Nie ma miejsca jak dom, wiesz o tym przecież
Najpiękniejsze chwile posiane w Polskiej glebie
Niekończąca się opowieść, więc Cię trochę oprowadzę
Dolny Śląsk, Kotlina Kłodzka
Jugów, to pierwszy przystanek
Malownicza wioska cudów, u podnóża gór sowich
Latem tłumy na trasach, zimą przepełnione stoki
Chodź pokażę Ci mą pasję, może skusisz się na jazdę
Załóż deskę, czy narty i widzimy się na starcie
Zapraszam w podróż po rejonach
Niegdyś tu Niemiecka władza
Bunkry, Kompleks Riese, podziemna turystyczna trasa
Za mało przygód?
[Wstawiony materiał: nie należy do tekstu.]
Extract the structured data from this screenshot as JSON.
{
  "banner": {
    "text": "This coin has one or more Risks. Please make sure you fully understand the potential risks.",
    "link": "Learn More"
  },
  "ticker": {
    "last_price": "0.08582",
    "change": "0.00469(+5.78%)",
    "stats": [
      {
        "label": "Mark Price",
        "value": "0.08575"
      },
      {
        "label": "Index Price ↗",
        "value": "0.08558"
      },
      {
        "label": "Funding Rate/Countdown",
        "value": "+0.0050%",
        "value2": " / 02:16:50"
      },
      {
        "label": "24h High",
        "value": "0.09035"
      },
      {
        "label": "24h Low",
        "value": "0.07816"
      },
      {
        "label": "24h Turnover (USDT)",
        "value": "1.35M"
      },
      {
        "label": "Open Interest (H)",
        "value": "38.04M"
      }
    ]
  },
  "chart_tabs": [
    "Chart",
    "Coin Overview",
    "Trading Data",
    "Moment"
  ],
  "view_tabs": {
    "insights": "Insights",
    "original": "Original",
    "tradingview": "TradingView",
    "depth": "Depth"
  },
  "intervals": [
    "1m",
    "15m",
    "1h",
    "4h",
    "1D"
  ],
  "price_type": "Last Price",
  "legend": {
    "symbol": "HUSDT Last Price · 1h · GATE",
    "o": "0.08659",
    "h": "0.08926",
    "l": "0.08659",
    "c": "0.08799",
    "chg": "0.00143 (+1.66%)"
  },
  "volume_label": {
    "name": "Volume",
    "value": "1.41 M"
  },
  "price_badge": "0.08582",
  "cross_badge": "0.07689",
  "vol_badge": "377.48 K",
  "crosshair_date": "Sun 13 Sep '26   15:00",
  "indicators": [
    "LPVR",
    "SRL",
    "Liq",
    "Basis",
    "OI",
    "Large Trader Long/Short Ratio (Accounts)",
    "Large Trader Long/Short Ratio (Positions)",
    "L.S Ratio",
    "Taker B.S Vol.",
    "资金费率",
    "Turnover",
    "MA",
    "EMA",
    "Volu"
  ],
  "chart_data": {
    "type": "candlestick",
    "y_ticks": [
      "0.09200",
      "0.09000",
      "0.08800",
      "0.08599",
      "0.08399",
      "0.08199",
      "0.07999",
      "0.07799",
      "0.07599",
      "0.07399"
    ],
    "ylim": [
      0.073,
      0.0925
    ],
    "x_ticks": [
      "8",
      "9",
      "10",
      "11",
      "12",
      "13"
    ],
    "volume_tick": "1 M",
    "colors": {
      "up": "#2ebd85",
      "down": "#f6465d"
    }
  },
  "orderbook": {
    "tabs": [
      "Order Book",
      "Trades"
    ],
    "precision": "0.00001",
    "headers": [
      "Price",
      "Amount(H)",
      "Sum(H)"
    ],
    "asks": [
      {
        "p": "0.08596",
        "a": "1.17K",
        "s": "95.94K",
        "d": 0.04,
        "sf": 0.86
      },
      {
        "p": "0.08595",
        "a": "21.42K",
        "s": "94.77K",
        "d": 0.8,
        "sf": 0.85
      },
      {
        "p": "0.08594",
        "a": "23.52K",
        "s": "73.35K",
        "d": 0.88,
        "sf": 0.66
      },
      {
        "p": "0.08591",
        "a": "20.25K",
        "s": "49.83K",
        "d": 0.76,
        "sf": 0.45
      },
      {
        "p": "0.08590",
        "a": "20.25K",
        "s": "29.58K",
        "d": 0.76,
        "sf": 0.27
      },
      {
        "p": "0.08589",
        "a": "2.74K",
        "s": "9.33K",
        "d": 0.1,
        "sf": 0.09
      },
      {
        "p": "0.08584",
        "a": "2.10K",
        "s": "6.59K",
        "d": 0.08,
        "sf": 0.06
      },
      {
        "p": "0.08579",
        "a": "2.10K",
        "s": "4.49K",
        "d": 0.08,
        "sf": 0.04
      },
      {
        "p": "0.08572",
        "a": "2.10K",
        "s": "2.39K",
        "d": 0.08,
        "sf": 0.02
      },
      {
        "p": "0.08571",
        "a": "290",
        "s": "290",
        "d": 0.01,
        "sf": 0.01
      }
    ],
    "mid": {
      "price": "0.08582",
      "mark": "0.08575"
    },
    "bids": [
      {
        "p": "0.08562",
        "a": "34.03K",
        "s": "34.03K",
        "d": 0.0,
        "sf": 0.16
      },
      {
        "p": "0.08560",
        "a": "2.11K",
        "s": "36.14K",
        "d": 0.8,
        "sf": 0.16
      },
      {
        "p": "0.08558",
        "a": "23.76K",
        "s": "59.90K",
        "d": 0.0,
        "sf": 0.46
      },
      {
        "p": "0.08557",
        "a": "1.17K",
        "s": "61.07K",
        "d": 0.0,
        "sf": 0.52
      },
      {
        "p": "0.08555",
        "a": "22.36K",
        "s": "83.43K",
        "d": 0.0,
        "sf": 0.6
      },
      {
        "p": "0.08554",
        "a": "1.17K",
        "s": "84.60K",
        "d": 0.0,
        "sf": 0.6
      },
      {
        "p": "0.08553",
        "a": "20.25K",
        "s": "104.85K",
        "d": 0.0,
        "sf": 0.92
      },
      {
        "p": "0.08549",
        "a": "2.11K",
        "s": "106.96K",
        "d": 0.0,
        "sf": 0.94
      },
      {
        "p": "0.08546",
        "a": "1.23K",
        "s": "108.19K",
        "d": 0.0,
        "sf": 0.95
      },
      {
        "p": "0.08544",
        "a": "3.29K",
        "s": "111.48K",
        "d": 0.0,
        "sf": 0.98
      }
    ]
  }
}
Spójrz na projekt Die Glocke
Szukasz skarbów?.. Może odjedziesz złotym pociągiem
Z Wielkiej Sowy z dumą patrzę
Widok zapiera dech w piersiach
Zachwycona krajobrazem, który widziałeś na zdjęciach
Podróż na wieżę widokową, stromym leśnym szlakiem
Na szczycie pijemy sto lat, za szczęście i zdrowie nasze
Nie jesteśmy święci, wypijemy też czasem
Czasem trochę częściej, grunt że pozytywni zawsze
Z Kalenicy, przez Rymarz chwiejnym krokiem na chatę
Jeszcze chwilę przycupnę, na mostku tam gdzie basen
To miejsce, to powrót wspomnień
Kiedy było się gówniarzem
Wznoszę toast za to miejsce, ludzi i spełnienie marzeń
Chillout na Jaju, górka pełna wrażeń
Tam niejedna bomba zakończona ciężkim stanem
Dalej poniemiecki cmentarz, groby zapomniane z czasem
Opowieści o duchach, nocą było strach tam patrzeć
Spalona Parkowa, tam paliło się podeszwy
Trochę starsi pamiętają imprezy po blady świt
Mało kto pamięta osiemnastki w Jugowiance
Zerwany film, za dużo procent, o północy lanie pasem
Wiejskie potupaje na boisku sportowym
Pajda chleba ze smalcem, wóda zagryziona kiszonym
Kultury nie zabrakło na folklorze w nadleśnictwie
Tradycyjnie fajerwerki, picie, taniec i śpiew
Pasterka w lasku na mostku, takich świąt się nie zapomni
Ognisko przy minus kilkunastu, pijackie uchahane mordki
Czas odbił się na nas wszystkich, dorosłe życie wygrało
Praca, dom, niektórzy dzieci
Ciężko połączyć fun z jawą
Chcemy się bawić jak kiedyś, lecz zebrać ekipę słabo
Jeden ma czas, drugi pracę
Ciężko by wszystkim pasowało
I choć każdy z nas już inną drogą kroczy
Drogi te się przecinają w miejscu gdzie tyle nas łączy
Serce pozostało w górach, i w tych górach spocznie
Pamięć płynie ze strumieniem na przełęczy Jugowskiej.